Simplest Triton Kernel

This is the simplest Triton kernel you can write: a kernel that adds two single elements. Let's break it down line by line to understand how it works.


Kernel Code Breakdown

@triton.jit

This decorator marks the function as a Triton kernel. Triton will JIT-compile this function into GPU machine code when it is executed.

def add_kernel(a_ptr, b_ptr, c_ptr):

This defines the kernel function. It takes three arguments:

  • a_ptr: A pointer to a single input value.
  • b_ptr: A pointer to another single input value.
  • c_ptr: A pointer to the memory location where the result will be stored.
idx = tl.program_id(0)

tl.program_id(0) fetches the unique thread index along the 0th axis (row-wise) of the grid. For this simplest kernel, only one thread is launched, so idx will always be 0.

a = tl.load(a_ptr + idx)

This loads the single value pointed to by a_ptr into a register for computation. Since we are working with a single element, idx will be 0, so a_ptr + idx is equivalent to a_ptr.

b = tl.load(b_ptr + idx)

Similarly, this loads the single value pointed to by b_ptr into a register.

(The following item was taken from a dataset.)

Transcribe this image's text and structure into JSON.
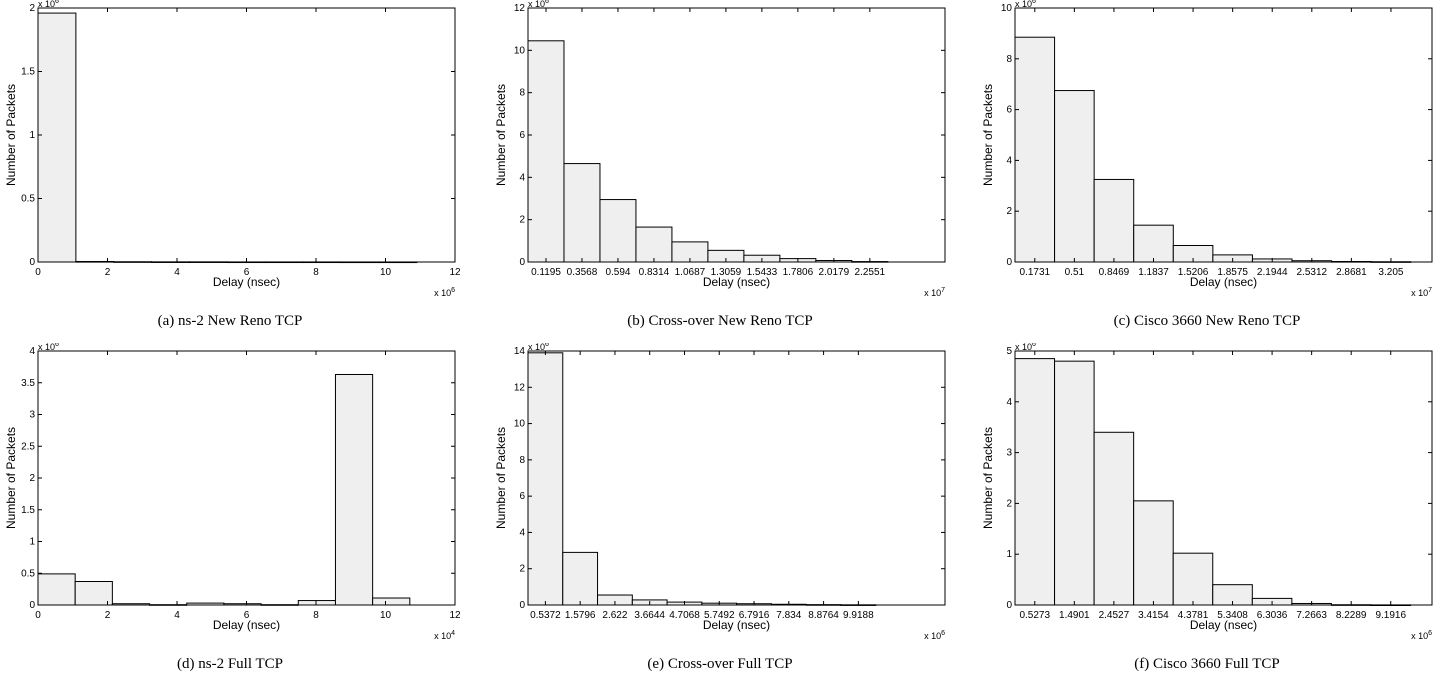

tl.store(c_ptr + idx, a + b)

This computes the sum of a and b and stores the result into the memory location pointed to by c_ptr. Again, idx is 0, so c_ptr + idx is equivalent to c_ptr.

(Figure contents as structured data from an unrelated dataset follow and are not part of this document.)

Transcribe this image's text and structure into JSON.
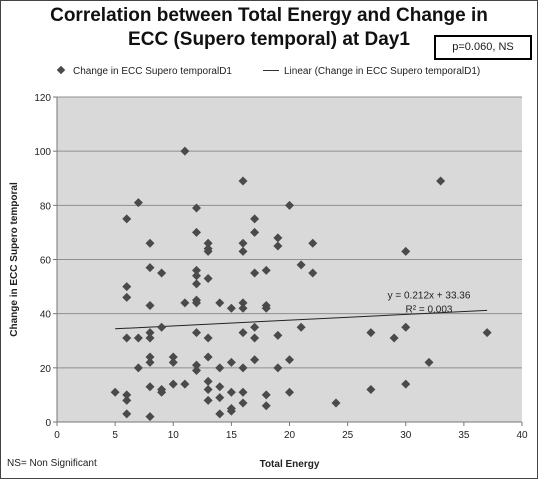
{
  "title_line1": "Correlation between Total Energy and Change in",
  "title_line2": "ECC (Supero temporal) at Day1",
  "p_value_text": "p=0.060, NS",
  "footnote": "NS= Non Significant",
  "legend": {
    "position": "top",
    "items": [
      {
        "label": "Change in ECC Supero temporalD1",
        "symbol": "diamond"
      },
      {
        "label": "Linear (Change in ECC Supero temporalD1)",
        "symbol": "line"
      }
    ]
  },
  "chart_data": {
    "type": "scatter",
    "xlabel": "Total Energy",
    "ylabel": "Change in ECC Supero temporal",
    "xlim": [
      0,
      40
    ],
    "ylim": [
      0,
      120
    ],
    "xticks": [
      0,
      5,
      10,
      15,
      20,
      25,
      30,
      35,
      40
    ],
    "yticks": [
      0,
      20,
      40,
      60,
      80,
      100,
      120
    ],
    "grid": "horizontal",
    "plot_background": "#d9d9d9",
    "series": [
      {
        "name": "Change in ECC Supero temporalD1",
        "marker": "diamond",
        "color": "#4a4a4a",
        "points": [
          [
            5,
            11
          ],
          [
            6,
            75
          ],
          [
            6,
            50
          ],
          [
            6,
            46
          ],
          [
            6,
            31
          ],
          [
            6,
            10
          ],
          [
            6,
            8
          ],
          [
            6,
            3
          ],
          [
            7,
            81
          ],
          [
            7,
            31
          ],
          [
            7,
            20
          ],
          [
            8,
            66
          ],
          [
            8,
            57
          ],
          [
            8,
            43
          ],
          [
            8,
            33
          ],
          [
            8,
            31
          ],
          [
            8,
            24
          ],
          [
            8,
            22
          ],
          [
            8,
            13
          ],
          [
            8,
            2
          ],
          [
            9,
            55
          ],
          [
            9,
            35
          ],
          [
            9,
            12
          ],
          [
            9,
            11
          ],
          [
            10,
            24
          ],
          [
            10,
            22
          ],
          [
            10,
            14
          ],
          [
            11,
            100
          ],
          [
            11,
            44
          ],
          [
            11,
            14
          ],
          [
            12,
            79
          ],
          [
            12,
            70
          ],
          [
            12,
            56
          ],
          [
            12,
            54
          ],
          [
            12,
            51
          ],
          [
            12,
            45
          ],
          [
            12,
            44
          ],
          [
            12,
            33
          ],
          [
            12,
            21
          ],
          [
            12,
            19
          ],
          [
            13,
            66
          ],
          [
            13,
            64
          ],
          [
            13,
            63
          ],
          [
            13,
            53
          ],
          [
            13,
            31
          ],
          [
            13,
            24
          ],
          [
            13,
            15
          ],
          [
            13,
            12
          ],
          [
            13,
            8
          ],
          [
            14,
            44
          ],
          [
            14,
            20
          ],
          [
            14,
            13
          ],
          [
            14,
            9
          ],
          [
            14,
            3
          ],
          [
            15,
            42
          ],
          [
            15,
            22
          ],
          [
            15,
            11
          ],
          [
            15,
            5
          ],
          [
            15,
            4
          ],
          [
            16,
            89
          ],
          [
            16,
            66
          ],
          [
            16,
            63
          ],
          [
            16,
            44
          ],
          [
            16,
            42
          ],
          [
            16,
            33
          ],
          [
            16,
            20
          ],
          [
            16,
            11
          ],
          [
            16,
            7
          ],
          [
            17,
            75
          ],
          [
            17,
            70
          ],
          [
            17,
            55
          ],
          [
            17,
            35
          ],
          [
            17,
            31
          ],
          [
            17,
            23
          ],
          [
            18,
            56
          ],
          [
            18,
            43
          ],
          [
            18,
            42
          ],
          [
            18,
            10
          ],
          [
            18,
            6
          ],
          [
            19,
            68
          ],
          [
            19,
            65
          ],
          [
            19,
            32
          ],
          [
            19,
            20
          ],
          [
            20,
            80
          ],
          [
            20,
            23
          ],
          [
            20,
            11
          ],
          [
            21,
            58
          ],
          [
            21,
            35
          ],
          [
            22,
            66
          ],
          [
            22,
            55
          ],
          [
            24,
            7
          ],
          [
            27,
            33
          ],
          [
            27,
            12
          ],
          [
            29,
            31
          ],
          [
            30,
            63
          ],
          [
            30,
            35
          ],
          [
            30,
            14
          ],
          [
            32,
            22
          ],
          [
            33,
            89
          ],
          [
            37,
            33
          ]
        ]
      },
      {
        "name": "Linear (Change in ECC Supero temporalD1)",
        "type": "line",
        "color": "#222222",
        "x": [
          5,
          37
        ],
        "y": [
          34.42,
          41.2
        ]
      }
    ],
    "annotations": [
      {
        "text": "y = 0.212x + 33.36",
        "at": [
          32,
          47
        ]
      },
      {
        "text": "R² = 0.003",
        "at": [
          32,
          42
        ]
      }
    ]
  }
}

grid_size = (1,)  # Single thread

This specifies the grid size for the kernel launch. The grid defines the number of threads that will execute the kernel. Here, (1,) means only one thread is launched, making this a single-threaded operation.

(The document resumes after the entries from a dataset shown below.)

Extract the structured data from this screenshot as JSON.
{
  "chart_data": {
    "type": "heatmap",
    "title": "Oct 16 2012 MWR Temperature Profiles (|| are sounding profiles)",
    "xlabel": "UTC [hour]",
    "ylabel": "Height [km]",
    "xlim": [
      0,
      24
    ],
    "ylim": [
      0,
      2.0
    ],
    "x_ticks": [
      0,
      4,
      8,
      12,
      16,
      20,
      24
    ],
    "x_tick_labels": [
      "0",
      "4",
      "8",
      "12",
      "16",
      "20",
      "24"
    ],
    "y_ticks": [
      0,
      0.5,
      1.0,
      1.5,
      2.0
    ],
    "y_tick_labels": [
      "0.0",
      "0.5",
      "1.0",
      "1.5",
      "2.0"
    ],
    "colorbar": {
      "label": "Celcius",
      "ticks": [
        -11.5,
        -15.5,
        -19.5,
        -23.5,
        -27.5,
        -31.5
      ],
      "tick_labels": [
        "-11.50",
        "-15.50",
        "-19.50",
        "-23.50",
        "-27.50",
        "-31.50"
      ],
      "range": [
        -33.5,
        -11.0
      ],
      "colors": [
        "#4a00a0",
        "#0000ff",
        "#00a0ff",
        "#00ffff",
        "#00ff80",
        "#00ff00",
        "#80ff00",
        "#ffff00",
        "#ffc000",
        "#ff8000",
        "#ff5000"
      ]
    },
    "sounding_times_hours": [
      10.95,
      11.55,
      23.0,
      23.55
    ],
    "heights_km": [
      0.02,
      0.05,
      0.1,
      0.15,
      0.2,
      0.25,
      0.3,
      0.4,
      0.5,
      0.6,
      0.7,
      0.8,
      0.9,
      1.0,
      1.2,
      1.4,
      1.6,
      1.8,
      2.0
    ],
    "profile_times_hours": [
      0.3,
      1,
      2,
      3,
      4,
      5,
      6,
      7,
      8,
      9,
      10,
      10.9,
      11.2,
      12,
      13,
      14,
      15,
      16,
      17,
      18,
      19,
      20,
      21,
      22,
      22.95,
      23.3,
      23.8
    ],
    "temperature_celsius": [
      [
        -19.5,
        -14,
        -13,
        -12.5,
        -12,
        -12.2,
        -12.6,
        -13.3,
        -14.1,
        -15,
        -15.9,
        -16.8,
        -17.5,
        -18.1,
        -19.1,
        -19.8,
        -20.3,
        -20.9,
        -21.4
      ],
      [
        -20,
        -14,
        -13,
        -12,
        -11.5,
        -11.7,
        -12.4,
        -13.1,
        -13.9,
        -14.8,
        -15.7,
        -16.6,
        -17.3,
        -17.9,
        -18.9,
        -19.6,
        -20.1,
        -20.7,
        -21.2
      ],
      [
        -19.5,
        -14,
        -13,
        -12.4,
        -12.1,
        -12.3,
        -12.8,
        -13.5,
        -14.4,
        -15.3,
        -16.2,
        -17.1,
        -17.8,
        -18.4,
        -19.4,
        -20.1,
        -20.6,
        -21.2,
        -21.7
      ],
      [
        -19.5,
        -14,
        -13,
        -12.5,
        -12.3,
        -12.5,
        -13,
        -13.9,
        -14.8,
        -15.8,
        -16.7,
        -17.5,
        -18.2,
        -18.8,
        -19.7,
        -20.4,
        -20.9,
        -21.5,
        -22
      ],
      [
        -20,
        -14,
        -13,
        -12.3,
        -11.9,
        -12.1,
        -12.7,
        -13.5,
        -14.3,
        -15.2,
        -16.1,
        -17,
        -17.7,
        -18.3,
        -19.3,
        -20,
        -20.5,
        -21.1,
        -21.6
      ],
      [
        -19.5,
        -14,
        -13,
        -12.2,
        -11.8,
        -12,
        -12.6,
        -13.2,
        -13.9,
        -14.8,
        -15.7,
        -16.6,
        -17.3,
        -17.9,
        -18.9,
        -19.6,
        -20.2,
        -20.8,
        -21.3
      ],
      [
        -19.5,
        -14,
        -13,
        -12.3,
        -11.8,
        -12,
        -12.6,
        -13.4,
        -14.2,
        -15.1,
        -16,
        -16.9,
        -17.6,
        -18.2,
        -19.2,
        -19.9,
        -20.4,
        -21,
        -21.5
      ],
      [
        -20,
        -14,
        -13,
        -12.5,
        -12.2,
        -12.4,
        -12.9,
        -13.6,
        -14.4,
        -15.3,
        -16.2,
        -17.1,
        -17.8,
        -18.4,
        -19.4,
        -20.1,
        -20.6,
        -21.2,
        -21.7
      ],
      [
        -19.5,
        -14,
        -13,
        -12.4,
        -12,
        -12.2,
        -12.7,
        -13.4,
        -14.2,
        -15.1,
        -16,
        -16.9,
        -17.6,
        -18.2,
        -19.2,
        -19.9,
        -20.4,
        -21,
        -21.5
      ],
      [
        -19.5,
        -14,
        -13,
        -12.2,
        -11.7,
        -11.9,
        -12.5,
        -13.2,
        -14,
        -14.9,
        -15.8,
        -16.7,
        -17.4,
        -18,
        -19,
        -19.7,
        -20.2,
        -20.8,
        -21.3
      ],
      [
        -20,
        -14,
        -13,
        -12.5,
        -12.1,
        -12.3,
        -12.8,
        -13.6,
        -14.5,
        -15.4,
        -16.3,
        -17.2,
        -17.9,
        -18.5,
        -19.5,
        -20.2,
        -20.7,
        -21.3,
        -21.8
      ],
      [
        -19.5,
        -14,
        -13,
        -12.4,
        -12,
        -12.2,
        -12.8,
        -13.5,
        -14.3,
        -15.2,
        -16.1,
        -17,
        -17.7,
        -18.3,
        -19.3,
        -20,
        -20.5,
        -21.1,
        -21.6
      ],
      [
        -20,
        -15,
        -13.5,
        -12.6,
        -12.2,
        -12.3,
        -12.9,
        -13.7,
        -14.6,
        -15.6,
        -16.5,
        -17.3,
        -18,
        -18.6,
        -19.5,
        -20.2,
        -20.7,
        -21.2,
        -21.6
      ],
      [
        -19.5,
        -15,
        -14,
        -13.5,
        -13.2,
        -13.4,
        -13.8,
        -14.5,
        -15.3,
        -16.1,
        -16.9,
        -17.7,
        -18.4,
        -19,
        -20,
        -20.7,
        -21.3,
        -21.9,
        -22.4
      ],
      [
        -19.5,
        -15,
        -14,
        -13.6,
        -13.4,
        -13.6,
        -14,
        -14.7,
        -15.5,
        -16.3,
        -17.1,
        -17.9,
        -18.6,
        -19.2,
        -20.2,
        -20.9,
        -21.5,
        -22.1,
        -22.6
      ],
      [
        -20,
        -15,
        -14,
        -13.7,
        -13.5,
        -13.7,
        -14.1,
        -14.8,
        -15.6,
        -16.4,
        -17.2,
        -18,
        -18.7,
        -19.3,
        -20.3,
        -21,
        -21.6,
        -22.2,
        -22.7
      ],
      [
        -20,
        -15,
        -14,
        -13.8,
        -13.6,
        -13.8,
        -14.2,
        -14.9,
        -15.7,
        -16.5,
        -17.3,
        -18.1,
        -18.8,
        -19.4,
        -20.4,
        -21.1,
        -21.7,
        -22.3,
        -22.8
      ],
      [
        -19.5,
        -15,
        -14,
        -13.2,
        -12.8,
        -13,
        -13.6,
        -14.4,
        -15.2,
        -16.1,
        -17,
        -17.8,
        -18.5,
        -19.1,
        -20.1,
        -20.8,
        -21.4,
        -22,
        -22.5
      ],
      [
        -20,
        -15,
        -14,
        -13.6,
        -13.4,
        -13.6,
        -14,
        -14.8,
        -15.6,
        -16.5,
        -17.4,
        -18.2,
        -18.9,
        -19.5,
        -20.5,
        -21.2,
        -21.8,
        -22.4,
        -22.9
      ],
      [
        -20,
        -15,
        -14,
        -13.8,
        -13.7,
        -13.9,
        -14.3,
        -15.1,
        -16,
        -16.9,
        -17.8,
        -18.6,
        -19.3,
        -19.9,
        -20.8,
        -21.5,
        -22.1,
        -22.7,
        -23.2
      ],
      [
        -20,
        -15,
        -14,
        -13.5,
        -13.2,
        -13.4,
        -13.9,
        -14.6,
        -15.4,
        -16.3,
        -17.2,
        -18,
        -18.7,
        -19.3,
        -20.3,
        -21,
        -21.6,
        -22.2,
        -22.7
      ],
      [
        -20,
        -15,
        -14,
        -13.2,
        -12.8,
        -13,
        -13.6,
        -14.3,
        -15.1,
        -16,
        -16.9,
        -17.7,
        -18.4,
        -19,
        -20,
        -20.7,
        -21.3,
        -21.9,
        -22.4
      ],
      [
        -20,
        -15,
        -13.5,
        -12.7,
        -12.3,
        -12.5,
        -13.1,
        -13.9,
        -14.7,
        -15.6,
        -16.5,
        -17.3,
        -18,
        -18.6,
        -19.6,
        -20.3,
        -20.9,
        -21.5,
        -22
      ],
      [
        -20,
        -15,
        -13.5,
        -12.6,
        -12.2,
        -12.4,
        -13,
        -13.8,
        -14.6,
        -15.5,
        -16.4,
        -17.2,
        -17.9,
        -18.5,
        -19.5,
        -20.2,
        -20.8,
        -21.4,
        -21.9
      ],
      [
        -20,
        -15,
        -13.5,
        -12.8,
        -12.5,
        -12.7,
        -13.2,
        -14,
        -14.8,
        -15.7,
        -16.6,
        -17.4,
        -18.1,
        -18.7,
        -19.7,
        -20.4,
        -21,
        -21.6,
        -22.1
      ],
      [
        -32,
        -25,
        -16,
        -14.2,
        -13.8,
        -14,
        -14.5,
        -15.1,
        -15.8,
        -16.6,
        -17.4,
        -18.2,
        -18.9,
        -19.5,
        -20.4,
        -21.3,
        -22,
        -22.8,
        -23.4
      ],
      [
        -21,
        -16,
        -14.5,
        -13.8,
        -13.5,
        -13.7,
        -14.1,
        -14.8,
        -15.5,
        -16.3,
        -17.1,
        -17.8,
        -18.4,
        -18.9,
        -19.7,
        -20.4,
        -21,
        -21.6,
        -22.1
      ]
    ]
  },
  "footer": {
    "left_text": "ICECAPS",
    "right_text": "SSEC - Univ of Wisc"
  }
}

add_kernel[grid_size](a, b, c)

This launches the kernel. The grid_size ensures only one thread runs, and the arguments a, b, and c pass the pointers to the input and output values to the kernel.


Complete Kernel Code

Below is the complete kernel along with the host-side code to call it:

import triton
import triton.language as tl

@triton.jit
def add_kernel(a_ptr, b_ptr, c_ptr):
    idx = tl.program_id(0)  # Get the thread index
    a = tl.load(a_ptr + idx)  # Load single input value A
    b = tl.load(b_ptr + idx)  # Load single input value B
    tl.store(c_ptr + idx, a + b)  # Perform addition and store the result

# Host-side code
import torch

a = torch.tensor([2.0], device="cuda")  # Input value A
b = torch.tensor([3.0], device="cuda")  # Input value B
c = torch.empty_like(a)                  # Output value

grid_size = (1,)  # Single thread
add_kernel[grid_size](a, b, c)

print(f"Result: {c[0].item()}")

Congrats, You are now an expert triton programmer!! Just Kidding 😛